Stampa

Cassazione: come si quantifica il risarcimento in caso di abuso di contratti a termine nella PA?


icona

Con l’ordinanza n. 19977 del 23.09.2020, la Cassazione ribadisce che, in caso di illegittima reiterazione di contratti a termine alle dipendenze di una PA, al lavoratore spetta unicamente il risarcimento del danno quantificato ai sensi dell’art. 32, comma 5, della L. 183/2010.

Il fatto affrontato

Due lavoratori, dipendenti di un Comune, ricorrono giudizialmente al fine di ottenere la declaratoria di illegittimità del termine apposto ai loro contratti di lavoro.
La Corte d’Appello accoglie la predetta domanda, riconoscendo ai ricorrenti un’indennità risarcitoria di 15 mensilità, pari cioè a quella spettante, ex art. 18 della L. 300/1970, al dipendente che rinuncia alla reintegra.

L’ordinanza

La Cassazione - nel ribaltare la statuizione della Corte d’Appello - afferma, preliminarmente, che nell'ipotesi di illegittima reiterazione di contratti a termine alle dipendenze di una pubblica amministrazione, il lavoratore ha diritto esclusivamente ad un risarcimento del danno.
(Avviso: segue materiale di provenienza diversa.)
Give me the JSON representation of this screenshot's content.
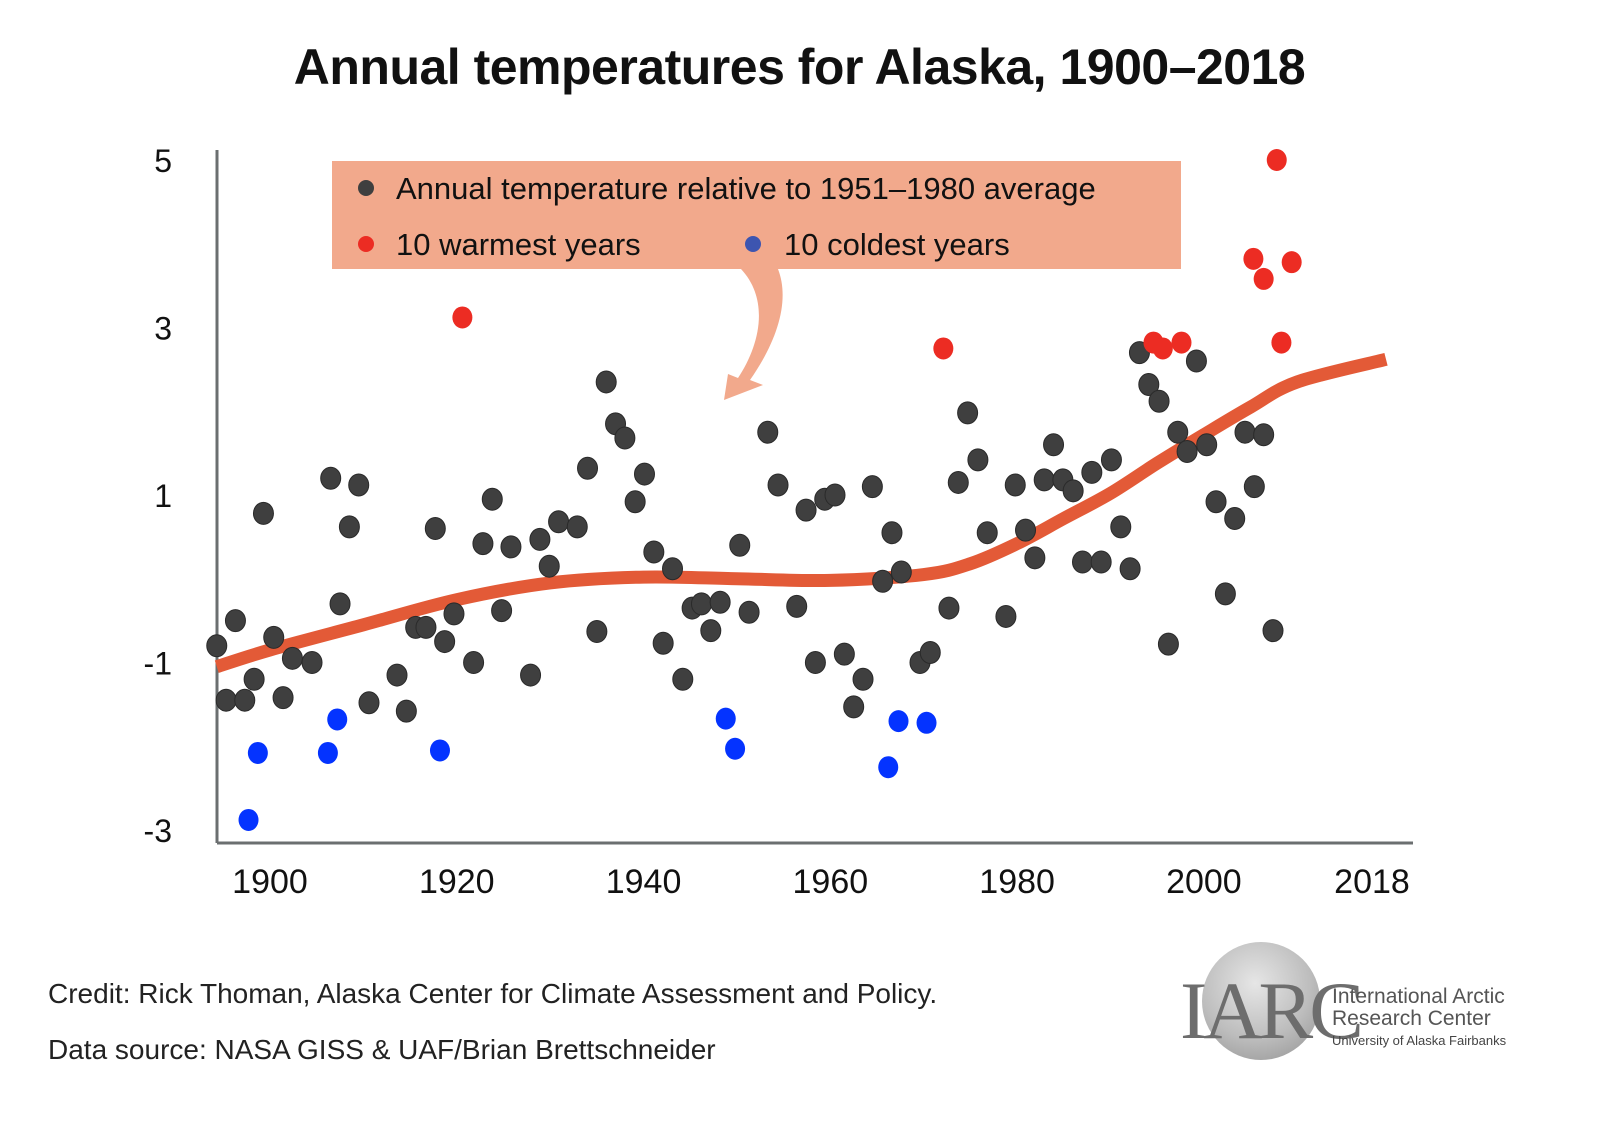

Secondo i Giudici di legittimità, detto pregiudizio è normalmente correlato alla perdita di chances di altre occasioni di lavoro stabile e non alla mancata conversione del rapporto, esclusa per legge con norma conforme sia ai parametri costituzionali che a quelli comunitari.

Per la sentenza, pertanto, ai fini della quantificazione del risarcimento, il parametro di cui all'art. 18 della L. 300/1970 risulta incongruo, perché per il dipendente pubblico a termine non c'è la perdita di alcun posto di lavoro.
A tal fine, appare, invero, più corretto fare riferimento all'art. 32, comma 5, della L. 183/2010, che riguarda specificamente il risarcimento del danno in caso di illegittima apposizione del termine.

Su tali presupposti, la Suprema Corte accoglie il ricorso del Comune datore, rideterminando il risarcimento riconosciuto ai due lavoratori.